Mais le mathématicien avait trop de fierté pour admettre qu’il avait tors. Petit à petit, il perdait le contrôle, et sa confiance en lui. Ses actions étaient erratiques. Un coup il semblait accepté les conseils que lui prodiguait son patient, et un coup il refusait tout en bloc. La science était avec lui et son entêtement, non ? Il ne savait plus quoi faire, mais ne voulait pas l’admettre… ne le pouvait pas ?

Un jour, l’événement inévitable arriva. Il avait perdu le contrôle. Las de son manque de contrôle, et remarquant l’aggravation de sa situation, son patient lui fit signifier que tout était fini. Qu’il n’accepterait plus ses traitements. Le mathématicien accepta cela pourtant bien facilement : cette situation de manque de contrôle lui avait été douloureuse, et il lui était plus simple d’abandonner tout en bloc, et de se dire que c’était juste son patient qui avait refusé son traitement pourtant si efficace.

S’il était triste de voir s’éloigner un être qu’il avait appris à chérir, le mathématicien était au fond de lui soulagé. Il se résolut à ne plus perdre le contrôle : Les sciences de la nature et des anges étaient bien plus simples que les âmes de ses semblables. Il avait peur d’échouer à nouveau, et se refusait de prendre le risque. N’aurait-ce pas été plus simple d’accepter d’écouter les autres ? Mais la solution ne lui vint même pas.

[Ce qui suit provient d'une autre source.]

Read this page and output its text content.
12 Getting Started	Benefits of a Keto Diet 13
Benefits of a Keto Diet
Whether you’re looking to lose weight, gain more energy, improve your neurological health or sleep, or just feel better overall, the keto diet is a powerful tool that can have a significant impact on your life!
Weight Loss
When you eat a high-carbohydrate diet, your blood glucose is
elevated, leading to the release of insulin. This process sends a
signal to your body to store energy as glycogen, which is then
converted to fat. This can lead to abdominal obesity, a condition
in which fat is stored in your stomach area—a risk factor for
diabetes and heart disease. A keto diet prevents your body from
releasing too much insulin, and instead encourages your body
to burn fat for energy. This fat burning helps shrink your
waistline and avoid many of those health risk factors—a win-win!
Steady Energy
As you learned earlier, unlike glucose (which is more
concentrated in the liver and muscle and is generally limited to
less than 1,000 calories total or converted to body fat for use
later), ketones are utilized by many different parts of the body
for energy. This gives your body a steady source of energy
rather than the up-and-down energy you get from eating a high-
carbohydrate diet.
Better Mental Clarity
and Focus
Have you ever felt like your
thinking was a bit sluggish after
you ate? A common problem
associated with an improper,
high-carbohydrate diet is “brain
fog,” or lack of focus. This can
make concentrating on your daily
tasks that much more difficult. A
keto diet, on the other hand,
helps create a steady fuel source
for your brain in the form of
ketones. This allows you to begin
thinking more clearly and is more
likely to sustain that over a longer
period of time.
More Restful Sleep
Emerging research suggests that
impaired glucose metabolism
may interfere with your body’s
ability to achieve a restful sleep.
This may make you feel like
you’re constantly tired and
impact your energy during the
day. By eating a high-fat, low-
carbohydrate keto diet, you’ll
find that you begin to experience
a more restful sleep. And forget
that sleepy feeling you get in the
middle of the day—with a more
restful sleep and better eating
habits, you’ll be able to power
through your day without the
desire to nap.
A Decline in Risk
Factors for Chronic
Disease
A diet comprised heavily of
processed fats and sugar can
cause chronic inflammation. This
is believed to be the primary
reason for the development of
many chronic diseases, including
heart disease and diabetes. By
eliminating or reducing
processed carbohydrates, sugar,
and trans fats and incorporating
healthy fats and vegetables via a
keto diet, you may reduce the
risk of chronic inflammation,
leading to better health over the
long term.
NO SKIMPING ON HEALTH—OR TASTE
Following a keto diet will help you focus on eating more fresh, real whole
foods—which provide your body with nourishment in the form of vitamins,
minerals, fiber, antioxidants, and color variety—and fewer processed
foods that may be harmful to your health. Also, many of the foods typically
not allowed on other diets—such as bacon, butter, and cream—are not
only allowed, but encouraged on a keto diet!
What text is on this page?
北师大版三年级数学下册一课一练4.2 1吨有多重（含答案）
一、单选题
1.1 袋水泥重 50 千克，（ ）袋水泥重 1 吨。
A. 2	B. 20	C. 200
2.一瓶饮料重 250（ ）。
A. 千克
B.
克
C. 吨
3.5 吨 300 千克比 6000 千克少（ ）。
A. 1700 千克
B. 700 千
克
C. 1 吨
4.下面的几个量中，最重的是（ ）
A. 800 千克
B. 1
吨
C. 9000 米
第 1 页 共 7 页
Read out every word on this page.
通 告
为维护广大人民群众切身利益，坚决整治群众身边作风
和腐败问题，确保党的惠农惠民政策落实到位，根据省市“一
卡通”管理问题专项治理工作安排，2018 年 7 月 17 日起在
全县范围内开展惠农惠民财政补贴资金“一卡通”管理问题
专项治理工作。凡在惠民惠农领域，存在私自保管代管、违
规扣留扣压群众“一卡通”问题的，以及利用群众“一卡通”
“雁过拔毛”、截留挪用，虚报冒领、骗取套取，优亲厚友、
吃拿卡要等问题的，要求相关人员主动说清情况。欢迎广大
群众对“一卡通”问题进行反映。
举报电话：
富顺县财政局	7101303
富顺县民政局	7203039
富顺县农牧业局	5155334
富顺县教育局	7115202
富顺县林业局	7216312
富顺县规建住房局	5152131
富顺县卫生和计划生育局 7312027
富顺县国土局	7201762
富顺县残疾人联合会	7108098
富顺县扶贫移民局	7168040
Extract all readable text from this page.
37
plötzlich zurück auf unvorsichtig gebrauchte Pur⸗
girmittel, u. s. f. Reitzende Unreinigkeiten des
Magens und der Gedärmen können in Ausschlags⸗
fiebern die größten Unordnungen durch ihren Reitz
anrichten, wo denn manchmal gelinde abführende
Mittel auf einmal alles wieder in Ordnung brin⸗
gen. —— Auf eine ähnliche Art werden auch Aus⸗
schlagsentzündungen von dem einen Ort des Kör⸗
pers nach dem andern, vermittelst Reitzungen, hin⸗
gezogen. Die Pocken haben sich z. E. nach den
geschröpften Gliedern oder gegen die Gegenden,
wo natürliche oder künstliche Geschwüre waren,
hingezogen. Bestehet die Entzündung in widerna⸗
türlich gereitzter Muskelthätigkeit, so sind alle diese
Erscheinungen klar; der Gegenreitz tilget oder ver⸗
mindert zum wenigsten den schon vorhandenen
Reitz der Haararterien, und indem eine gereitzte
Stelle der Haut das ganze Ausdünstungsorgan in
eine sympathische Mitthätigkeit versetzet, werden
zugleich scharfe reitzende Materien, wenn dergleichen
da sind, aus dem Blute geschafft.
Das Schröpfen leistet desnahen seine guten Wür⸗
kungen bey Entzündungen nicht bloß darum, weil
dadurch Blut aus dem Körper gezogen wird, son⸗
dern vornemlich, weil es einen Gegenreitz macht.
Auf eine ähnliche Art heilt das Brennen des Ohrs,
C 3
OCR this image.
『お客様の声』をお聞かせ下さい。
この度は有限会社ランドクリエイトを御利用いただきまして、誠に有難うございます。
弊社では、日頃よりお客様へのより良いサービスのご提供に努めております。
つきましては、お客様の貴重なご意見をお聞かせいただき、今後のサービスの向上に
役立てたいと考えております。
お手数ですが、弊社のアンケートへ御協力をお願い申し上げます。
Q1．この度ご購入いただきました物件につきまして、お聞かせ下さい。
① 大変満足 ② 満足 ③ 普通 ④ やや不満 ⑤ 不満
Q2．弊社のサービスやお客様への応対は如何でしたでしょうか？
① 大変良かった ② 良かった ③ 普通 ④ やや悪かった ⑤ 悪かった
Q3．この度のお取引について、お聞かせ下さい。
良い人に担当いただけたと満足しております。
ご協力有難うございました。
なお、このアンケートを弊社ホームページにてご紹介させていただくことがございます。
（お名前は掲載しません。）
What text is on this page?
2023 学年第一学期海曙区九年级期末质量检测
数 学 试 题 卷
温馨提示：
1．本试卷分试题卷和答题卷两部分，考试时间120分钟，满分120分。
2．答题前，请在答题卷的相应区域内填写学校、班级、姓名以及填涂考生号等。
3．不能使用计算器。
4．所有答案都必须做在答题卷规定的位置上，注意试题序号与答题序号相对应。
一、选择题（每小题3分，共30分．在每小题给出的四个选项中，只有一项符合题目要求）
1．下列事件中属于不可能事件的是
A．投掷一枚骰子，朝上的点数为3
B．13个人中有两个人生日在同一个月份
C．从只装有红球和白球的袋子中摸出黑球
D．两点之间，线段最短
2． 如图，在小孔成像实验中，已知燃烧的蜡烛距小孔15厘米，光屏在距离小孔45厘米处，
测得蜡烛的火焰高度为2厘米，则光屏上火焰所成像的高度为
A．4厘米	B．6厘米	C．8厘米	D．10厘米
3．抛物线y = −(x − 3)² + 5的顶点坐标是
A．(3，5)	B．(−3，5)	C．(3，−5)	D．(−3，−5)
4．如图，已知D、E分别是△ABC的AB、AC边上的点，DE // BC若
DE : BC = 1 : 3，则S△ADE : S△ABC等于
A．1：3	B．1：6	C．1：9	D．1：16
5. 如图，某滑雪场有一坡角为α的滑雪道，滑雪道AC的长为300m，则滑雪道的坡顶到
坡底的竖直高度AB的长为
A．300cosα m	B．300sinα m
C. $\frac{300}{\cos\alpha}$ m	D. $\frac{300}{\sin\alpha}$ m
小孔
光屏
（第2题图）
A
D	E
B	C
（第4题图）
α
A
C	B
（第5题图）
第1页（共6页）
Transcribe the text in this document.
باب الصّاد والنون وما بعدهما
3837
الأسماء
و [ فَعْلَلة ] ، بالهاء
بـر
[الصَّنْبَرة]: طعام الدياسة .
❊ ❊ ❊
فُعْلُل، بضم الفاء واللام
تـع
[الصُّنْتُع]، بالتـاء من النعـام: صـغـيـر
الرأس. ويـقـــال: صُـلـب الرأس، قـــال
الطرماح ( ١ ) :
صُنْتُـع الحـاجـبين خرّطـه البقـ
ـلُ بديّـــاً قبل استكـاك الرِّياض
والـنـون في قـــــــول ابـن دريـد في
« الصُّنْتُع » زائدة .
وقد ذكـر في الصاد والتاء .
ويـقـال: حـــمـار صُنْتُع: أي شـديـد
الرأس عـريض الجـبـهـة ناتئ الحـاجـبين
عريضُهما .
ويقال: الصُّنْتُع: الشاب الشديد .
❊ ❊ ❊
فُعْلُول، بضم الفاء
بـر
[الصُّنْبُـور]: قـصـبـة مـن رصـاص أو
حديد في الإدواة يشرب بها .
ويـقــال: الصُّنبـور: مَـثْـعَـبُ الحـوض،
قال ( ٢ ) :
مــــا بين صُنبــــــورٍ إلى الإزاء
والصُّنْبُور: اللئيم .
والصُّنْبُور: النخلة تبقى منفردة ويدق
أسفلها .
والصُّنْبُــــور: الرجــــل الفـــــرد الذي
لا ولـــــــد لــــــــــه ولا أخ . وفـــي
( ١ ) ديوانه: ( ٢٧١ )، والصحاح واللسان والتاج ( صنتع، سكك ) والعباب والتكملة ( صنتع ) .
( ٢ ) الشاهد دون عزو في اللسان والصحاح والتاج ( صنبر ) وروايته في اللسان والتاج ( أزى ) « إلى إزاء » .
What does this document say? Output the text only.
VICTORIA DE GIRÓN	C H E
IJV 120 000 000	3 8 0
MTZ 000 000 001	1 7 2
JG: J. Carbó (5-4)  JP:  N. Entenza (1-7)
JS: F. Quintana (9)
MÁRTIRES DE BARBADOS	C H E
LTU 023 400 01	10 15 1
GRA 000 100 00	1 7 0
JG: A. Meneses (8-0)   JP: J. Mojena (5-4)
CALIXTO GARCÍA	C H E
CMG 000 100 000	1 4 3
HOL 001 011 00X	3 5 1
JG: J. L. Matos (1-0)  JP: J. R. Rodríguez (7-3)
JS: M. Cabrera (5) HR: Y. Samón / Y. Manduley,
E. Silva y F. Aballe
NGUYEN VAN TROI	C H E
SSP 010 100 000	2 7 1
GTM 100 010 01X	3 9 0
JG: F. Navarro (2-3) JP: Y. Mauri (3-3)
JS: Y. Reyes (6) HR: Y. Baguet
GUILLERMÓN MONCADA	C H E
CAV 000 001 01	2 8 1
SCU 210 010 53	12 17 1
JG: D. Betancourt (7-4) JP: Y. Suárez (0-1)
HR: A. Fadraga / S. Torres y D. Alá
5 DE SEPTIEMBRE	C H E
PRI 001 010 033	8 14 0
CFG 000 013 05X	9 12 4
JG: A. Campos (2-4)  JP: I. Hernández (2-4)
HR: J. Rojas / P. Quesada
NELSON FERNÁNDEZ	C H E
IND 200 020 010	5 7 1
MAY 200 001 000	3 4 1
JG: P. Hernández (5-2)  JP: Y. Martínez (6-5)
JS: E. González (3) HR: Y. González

Il s’éloigna alors petit à petit de tous ces semblables, et ne prodiguait que quelques banalités quand on lui demandait de l’aide dans les affaires de l’âme et du cœur. Ce n’était plus un domaine dans lequel il manquait de connaissance : c’était devenu un domaine indigne d’intérêt.

Et on dit qu’il ne resta au mathématicien que son orgueil pour seule compagnie.